Вишневская: «Дня через три (если точно, 11 или 12 августа. — В.Б.) рано утром появляется Саня. Вернулся! Но что это? Он не идет, а еле бредет…
— Боже мой, Саня! Что случилось?..
Ноги и все тело его покрылось огромными пузырями, как после страшного ожога… Может, подсыпали в еду что-нибудь?..» (там же).
Ростропович тотчас вызвал врача, и, конечно же, не какого-нибудь участкового из районной поликлиники, а «известного».
«Спрашиваем доктора, что же с ним такое? Тот отвечает, что похоже на сильную аллергию. Я даже не представляла, — продолжает знаменитая певица, — что бывает такая аллергия». Но тут же вспомнила детство: «У моей покойной бабушки были такие пузыри, когда она обгорела у печки» (там же, с. 375).
Итак, аллергия, бабушкина болезнь, а не злодейство КГБ. Что же дальше? «Лето в тот год стояло жаркое, душное, — вспоминает Галина Павловна. — Поставили мы для Сани раскладушку в тень, под кусты, там он и лежал несколько дней». Ну, надо полагать, дня три-четыре-пять. Солженицына это не устраивает: не три дня, а «три месяца пролежал я пластом в загадочных волдырях… в бинтах, беспомощный…». Почему же «в загадочных», если твердо уверен, что это дело рук КГБ? И выходит, что лежал он и разгадывал загадку до десятых чисел ноября. И все на раскладушке? И все под кустиками? Однако там же, под кустиками, при всей беспомощности, уже 13 августа, т.е. сразу по прибытии, накатал письмо председателю КГБ Ю.В. Андропову и председателю Совета Министров А.Н. Косыгину. И в письмах этих — ни слова о злодейском покушении и загадочных волдырях, а о том, что «садовый домик», опять названный «моим», в его отсутствие (как некогда Ясная Поляна в отсутствие Льва Толстого) подвергся обыску. Да еще из-под тех же кустиков вел переписку со Шведской академией и Нобелевским комитетом… Вот так «крышка»…
СОЛЖЕНИЦЫН И МИЧУРИН
Итак, сдается нам, что никакого «подполковника Иванова» не было. А если кто спросит, зачем бы столь известному писателю выдумывать его и всю эту опереточную историю покушения, тот, увы, ничего не понял в том, что это за явление — Солженицын. А ведь тут все просто.

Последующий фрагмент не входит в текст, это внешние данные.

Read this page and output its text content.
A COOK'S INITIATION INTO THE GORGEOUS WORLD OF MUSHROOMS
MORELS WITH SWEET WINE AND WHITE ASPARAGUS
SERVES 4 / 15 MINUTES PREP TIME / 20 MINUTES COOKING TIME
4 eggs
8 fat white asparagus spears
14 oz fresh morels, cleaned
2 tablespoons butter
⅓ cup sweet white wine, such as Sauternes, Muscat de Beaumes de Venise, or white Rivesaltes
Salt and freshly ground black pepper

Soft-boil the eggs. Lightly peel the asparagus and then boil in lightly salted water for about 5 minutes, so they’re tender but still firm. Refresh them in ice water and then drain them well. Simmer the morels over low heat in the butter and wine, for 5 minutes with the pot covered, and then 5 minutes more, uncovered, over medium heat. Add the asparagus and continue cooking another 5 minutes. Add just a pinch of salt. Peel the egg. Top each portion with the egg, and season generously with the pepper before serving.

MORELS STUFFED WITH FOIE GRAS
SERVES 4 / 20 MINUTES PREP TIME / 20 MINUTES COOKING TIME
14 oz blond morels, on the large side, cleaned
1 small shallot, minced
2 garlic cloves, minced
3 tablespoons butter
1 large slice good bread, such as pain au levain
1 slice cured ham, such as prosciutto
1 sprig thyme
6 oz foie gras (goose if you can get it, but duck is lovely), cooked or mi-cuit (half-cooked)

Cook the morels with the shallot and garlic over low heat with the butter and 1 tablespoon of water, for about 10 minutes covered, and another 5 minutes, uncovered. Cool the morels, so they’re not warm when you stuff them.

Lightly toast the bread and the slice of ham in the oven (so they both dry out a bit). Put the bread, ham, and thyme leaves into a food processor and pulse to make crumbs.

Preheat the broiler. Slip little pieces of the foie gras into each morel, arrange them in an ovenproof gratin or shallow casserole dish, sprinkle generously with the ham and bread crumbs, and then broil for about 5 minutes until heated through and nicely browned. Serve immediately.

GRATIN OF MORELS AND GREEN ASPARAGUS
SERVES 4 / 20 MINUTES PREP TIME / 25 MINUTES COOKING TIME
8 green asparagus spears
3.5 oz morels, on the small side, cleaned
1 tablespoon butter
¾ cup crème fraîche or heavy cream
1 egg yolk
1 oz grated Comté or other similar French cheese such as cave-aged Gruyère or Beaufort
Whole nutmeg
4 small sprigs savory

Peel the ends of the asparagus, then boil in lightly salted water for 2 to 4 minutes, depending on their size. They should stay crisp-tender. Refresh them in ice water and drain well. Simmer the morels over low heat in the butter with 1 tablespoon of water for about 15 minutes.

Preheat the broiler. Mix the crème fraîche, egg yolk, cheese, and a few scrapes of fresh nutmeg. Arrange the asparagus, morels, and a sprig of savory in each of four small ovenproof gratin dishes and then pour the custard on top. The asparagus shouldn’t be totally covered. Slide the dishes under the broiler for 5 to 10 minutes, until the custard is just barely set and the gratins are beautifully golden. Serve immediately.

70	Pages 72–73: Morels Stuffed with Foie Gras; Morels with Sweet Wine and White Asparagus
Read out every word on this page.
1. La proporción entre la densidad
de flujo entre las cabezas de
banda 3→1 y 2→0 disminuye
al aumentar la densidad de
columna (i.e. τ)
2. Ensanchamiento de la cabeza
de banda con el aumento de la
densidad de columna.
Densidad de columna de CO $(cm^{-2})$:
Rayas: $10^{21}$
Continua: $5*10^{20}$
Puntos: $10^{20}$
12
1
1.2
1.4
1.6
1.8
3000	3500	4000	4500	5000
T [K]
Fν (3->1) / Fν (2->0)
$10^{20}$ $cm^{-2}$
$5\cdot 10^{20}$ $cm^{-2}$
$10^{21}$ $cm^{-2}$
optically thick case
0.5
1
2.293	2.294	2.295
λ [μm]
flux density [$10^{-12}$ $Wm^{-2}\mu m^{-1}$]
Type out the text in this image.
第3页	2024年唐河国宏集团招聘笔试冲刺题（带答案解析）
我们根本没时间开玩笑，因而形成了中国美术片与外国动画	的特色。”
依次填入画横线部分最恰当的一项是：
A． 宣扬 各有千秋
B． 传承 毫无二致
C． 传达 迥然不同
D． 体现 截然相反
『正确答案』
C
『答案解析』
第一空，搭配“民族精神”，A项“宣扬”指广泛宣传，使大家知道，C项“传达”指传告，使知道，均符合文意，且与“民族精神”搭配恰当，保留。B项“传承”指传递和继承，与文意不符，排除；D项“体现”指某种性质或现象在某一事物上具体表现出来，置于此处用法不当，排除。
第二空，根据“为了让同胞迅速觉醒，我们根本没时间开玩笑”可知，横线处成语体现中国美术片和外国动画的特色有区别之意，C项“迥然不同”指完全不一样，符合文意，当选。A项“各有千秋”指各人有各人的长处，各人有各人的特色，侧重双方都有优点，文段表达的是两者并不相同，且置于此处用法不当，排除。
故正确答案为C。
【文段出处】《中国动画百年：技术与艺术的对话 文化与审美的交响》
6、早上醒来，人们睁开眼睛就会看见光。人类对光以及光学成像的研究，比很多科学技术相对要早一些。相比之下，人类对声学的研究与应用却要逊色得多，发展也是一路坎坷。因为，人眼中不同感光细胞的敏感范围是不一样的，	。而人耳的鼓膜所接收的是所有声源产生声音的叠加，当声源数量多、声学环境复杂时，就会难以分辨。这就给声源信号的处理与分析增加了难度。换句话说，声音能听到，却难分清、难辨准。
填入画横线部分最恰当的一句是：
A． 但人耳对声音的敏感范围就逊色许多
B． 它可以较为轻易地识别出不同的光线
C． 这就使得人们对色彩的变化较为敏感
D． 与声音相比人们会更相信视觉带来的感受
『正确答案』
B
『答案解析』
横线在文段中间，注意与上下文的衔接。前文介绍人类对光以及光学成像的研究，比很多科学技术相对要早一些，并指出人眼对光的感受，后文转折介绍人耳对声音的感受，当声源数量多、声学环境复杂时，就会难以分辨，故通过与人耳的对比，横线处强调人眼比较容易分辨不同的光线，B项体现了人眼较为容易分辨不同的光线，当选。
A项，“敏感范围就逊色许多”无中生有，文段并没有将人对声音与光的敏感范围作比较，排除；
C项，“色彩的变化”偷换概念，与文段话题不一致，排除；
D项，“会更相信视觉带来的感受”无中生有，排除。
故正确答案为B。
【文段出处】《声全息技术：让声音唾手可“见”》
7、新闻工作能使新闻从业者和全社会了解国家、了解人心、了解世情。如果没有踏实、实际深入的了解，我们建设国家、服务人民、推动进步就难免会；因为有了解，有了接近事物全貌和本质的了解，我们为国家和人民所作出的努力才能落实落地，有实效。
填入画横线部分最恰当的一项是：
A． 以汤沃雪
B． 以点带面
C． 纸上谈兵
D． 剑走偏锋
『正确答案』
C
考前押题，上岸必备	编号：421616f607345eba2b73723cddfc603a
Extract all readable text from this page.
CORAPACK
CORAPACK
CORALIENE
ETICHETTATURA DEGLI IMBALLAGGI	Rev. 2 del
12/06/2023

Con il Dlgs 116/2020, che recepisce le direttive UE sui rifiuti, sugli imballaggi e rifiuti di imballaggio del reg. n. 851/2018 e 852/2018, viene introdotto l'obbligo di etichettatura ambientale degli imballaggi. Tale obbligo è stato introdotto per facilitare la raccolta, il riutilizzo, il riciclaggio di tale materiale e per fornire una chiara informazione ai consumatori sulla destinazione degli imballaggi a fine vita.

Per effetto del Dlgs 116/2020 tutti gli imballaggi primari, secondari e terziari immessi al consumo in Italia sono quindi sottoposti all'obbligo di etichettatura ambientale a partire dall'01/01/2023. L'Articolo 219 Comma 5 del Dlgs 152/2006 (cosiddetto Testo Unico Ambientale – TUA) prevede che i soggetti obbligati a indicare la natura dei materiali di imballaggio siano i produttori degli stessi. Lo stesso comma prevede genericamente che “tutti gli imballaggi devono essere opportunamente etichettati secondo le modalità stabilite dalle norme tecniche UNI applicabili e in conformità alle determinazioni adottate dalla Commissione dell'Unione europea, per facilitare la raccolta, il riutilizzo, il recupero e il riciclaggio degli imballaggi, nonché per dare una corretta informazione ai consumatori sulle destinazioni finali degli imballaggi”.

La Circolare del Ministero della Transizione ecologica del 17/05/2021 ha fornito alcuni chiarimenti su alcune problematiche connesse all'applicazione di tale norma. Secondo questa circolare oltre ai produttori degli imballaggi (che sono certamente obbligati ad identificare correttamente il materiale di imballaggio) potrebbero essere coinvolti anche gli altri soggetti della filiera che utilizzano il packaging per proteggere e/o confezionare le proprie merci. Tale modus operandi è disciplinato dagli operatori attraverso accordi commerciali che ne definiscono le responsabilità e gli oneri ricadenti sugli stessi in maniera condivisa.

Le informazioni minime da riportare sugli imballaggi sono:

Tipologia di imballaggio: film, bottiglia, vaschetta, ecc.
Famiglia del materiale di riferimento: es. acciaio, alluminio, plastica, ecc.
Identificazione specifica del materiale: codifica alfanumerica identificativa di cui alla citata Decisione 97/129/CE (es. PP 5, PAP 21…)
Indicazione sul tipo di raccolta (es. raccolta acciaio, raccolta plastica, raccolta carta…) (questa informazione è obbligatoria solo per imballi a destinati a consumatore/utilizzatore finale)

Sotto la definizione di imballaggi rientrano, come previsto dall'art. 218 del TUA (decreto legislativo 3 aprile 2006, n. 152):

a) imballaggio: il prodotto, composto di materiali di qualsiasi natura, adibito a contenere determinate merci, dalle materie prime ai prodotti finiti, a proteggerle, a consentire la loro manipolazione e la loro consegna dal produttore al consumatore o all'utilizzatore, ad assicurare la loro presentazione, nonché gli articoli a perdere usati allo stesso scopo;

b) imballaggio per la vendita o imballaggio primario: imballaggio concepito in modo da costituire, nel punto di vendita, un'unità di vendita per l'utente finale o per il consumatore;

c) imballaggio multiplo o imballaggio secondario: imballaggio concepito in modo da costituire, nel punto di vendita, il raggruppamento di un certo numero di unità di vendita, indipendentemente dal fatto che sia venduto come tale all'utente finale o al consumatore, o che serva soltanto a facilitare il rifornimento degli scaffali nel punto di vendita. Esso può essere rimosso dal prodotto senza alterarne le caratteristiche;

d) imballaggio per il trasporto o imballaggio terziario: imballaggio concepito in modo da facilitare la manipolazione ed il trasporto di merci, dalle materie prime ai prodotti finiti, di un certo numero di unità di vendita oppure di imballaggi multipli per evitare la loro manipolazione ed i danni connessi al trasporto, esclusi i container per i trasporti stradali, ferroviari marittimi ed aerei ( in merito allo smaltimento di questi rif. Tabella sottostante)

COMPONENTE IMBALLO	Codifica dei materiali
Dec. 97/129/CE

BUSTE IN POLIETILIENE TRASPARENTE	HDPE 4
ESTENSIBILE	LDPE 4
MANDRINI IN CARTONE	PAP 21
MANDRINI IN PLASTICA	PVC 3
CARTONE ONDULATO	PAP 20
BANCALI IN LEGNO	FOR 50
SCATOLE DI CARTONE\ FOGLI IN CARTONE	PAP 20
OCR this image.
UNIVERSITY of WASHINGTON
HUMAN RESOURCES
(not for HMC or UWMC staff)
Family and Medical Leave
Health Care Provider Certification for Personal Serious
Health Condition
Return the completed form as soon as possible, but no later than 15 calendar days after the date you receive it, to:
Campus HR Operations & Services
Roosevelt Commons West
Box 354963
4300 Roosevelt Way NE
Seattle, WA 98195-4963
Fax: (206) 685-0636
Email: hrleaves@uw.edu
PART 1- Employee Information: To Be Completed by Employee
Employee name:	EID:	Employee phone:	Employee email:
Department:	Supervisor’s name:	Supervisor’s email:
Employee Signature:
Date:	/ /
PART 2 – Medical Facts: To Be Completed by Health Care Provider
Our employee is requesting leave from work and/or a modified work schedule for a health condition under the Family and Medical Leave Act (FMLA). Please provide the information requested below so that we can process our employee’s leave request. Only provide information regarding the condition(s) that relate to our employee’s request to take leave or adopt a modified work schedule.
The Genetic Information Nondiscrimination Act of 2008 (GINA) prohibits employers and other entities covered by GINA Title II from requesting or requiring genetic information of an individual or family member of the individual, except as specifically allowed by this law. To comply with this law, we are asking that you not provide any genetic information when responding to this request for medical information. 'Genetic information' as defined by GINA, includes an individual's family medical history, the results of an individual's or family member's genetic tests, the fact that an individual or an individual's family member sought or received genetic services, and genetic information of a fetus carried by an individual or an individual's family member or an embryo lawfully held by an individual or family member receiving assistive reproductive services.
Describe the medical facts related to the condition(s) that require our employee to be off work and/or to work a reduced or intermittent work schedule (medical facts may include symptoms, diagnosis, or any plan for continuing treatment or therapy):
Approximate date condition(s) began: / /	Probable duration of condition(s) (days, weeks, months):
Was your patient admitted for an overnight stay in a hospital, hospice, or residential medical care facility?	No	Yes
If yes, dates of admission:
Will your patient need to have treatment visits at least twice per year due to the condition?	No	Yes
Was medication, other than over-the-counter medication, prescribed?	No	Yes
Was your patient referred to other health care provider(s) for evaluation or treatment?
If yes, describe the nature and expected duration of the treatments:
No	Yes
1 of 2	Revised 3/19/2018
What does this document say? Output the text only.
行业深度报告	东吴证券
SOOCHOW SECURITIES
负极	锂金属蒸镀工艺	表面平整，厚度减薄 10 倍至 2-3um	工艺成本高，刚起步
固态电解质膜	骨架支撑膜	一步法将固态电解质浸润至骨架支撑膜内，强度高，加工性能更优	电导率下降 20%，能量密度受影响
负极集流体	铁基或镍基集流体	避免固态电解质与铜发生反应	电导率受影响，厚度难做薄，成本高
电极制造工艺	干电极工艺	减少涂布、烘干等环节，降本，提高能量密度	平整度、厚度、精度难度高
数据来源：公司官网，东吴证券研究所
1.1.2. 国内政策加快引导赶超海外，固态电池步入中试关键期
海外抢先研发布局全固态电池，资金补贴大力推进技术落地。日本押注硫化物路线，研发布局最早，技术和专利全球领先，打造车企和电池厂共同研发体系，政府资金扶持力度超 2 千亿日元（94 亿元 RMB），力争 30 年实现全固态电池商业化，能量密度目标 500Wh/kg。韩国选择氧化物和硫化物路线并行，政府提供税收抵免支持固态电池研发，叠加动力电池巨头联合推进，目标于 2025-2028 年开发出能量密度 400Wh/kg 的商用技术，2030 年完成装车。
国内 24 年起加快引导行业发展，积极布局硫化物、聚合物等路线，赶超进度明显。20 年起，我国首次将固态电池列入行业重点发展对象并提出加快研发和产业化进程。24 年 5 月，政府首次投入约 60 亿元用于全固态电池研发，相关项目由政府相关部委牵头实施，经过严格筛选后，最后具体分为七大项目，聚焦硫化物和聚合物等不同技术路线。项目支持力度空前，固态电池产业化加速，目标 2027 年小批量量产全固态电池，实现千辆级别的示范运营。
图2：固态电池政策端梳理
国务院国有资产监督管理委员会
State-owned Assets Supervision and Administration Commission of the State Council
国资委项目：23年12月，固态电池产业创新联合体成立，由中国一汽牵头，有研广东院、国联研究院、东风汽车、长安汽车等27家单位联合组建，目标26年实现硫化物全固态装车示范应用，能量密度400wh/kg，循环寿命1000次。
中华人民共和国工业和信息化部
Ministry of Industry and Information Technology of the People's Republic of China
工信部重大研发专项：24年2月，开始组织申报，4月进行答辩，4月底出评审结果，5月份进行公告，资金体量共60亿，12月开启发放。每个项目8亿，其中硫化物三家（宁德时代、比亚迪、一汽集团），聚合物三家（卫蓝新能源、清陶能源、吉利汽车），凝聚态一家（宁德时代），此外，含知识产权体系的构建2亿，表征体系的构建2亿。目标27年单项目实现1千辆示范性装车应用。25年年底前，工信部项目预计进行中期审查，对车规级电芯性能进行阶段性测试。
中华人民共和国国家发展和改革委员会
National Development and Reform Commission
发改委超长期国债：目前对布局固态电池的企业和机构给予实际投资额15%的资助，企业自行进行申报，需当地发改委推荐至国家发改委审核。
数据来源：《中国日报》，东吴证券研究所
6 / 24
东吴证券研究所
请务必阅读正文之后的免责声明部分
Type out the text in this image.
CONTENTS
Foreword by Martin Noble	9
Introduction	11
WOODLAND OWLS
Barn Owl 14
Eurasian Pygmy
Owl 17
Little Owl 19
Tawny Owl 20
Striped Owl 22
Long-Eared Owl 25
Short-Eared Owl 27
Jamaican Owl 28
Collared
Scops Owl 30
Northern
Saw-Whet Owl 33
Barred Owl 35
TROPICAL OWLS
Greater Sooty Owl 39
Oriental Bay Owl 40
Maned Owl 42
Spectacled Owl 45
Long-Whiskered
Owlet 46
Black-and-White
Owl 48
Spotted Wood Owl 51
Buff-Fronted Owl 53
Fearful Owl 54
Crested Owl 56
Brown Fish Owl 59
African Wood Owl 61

У него было в жизни все, что полагается для великого человека, для небывалого гения: и нищее детство, и убогая юность, и героизм на фронте, и кандальная каторга, и бессмертные сочинения, и Нобелевская премия, и изгнание… Да, все, кроме одного, столь драматического, красочного и умилительного, — покушения на его бесценную для человечества жизнь. И вот он его смастачил, ибо всегда жил по девизу Мичурина: «Мы не можем ждать милостей от природы (от судьбы). Взять их у нее — наша задача».
А вы думаете, Медведева-Томашевская сама написала «Стремя „Тихого Дона“, где каждая строка тщится убедить нас, что эта великая книга — плагиат? (Ее фотка тоже есть в „Теленке“.) Чтобы получить ясный ответ, достаточно поставить вопрос: „Мог ли человек, хотя бы элементарно образованный, тем более такой, как Н.И. Медведева (а она была профессиональным литературоведом, специалистом по русской литературе XIX века, написала книгу о Грибоедове), — мог ли такой человек написать о „Тихом Доне“ и о его авторе вот это хотя бы: „литературная беспомощность…“ „по абсолютной бездарности автора…“ „нелепость на каждом шагу…“ „восьмая часть насквозь фальшива…“ „эти сведения, вкривь и вкось затесавшиеся в роман…“ „не изображает события, а излагает их, не живописует движение мыслей и чувств героев, а оголенно аргументирует…“ „язык отличается бедностью и даже беспомощностью…“ «рвань, наброски…“ Так написать о книге, покорившей мир, и о ее авторе мог только спятивший от зависти прохвост в припадке злобы и ненависти. Но об этом в другой раз.